Setembro 26, 2020 477

“O saber a gente aprende com os mestres e os livros. A sabedoria se aprende é com a vida e com os humildes” – Cora Coralina

Singular. Essa é a definição primeira que me visita quando o tema é Eduardo White. Nele o tempo sempre pareceu perder o seu significado para ganhar contornos insondáveis como o universo.
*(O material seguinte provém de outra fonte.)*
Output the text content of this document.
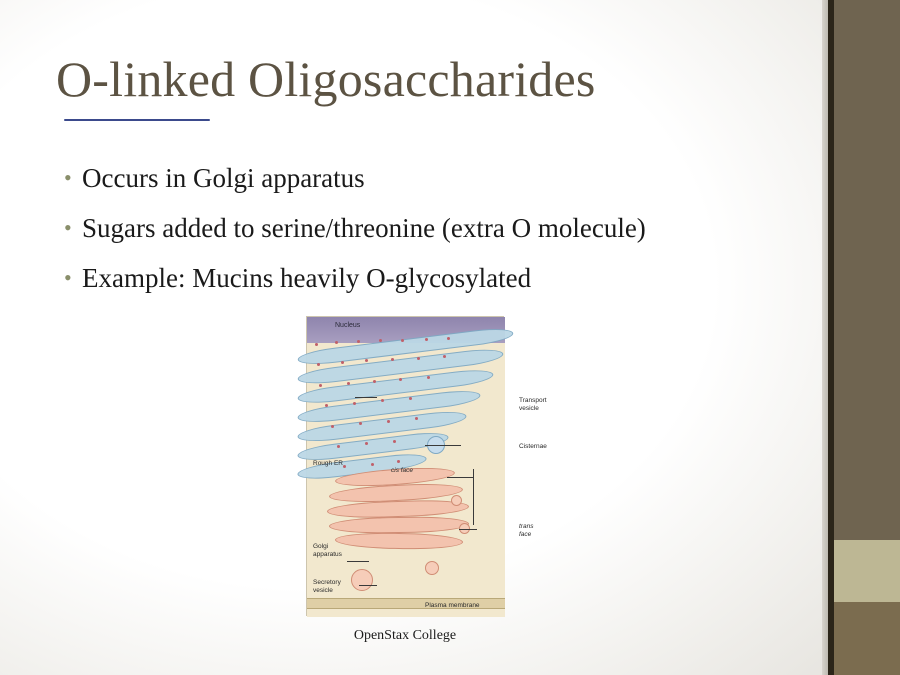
O-linked Oligosaccharides
• Occurs in Golgi apparatus
• Sugars added to serine/threonine (extra O molecule)
• Example: Mucins heavily O-glycosylated
Nucleus
Rough ER
cis face
trans face
Transport
vesicle
Cisternae
Golgi
apparatus
Secretory
vesicle
Plasma membrane
OpenStax College
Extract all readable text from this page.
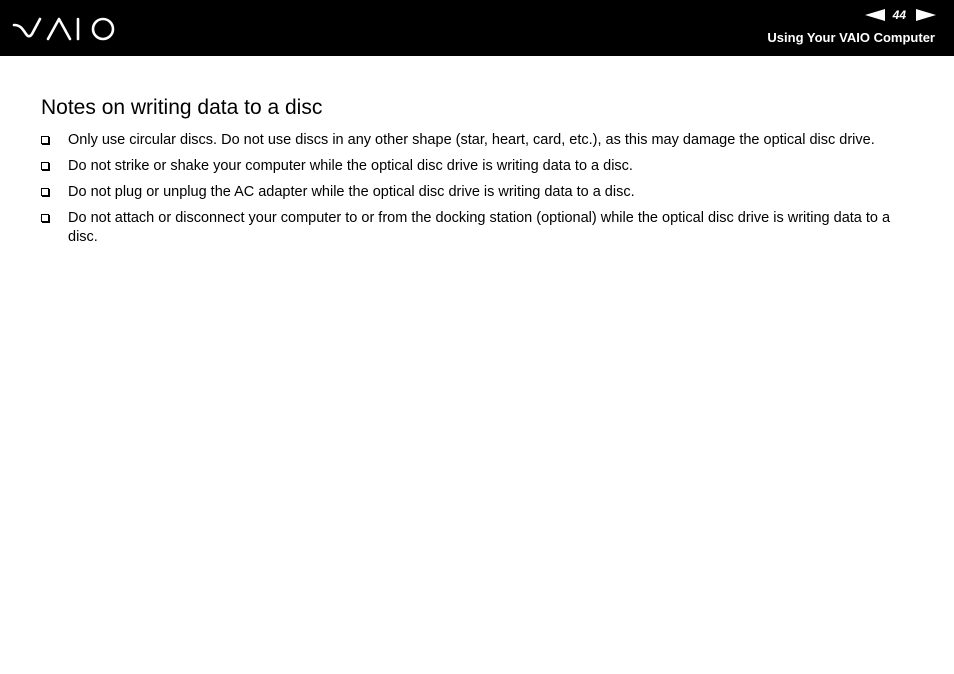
44
Using Your VAIO Computer
Notes on writing data to a disc
Only use circular discs. Do not use discs in any other shape (star, heart, card, etc.), as this may damage the optical disc drive.
Do not strike or shake your computer while the optical disc drive is writing data to a disc.
Do not plug or unplug the AC adapter while the optical disc drive is writing data to a disc.
Do not attach or disconnect your computer to or from the docking station (optional) while the optical disc drive is writing data to a disc.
A escrita – quase um eterno marulhar – alvitra nele uma singular forma de dizer, de anunciar, fundamentalmente pela omnipresente necessidade de evadir-se, espalhar-se e finalmente encontrar-se num atalho que, invariavelmente, nos remete para essa busca de Moçambique nas diversas etapas da história e do encontro de culturas.

Embora conhecido pelo espírito livre, é impossível não perceber o tom de tristeza que permeia os seus versos, enfatizando o eterno sentimento de perda que devasta a alma humana e a necessidade urgente da auto-afirmação.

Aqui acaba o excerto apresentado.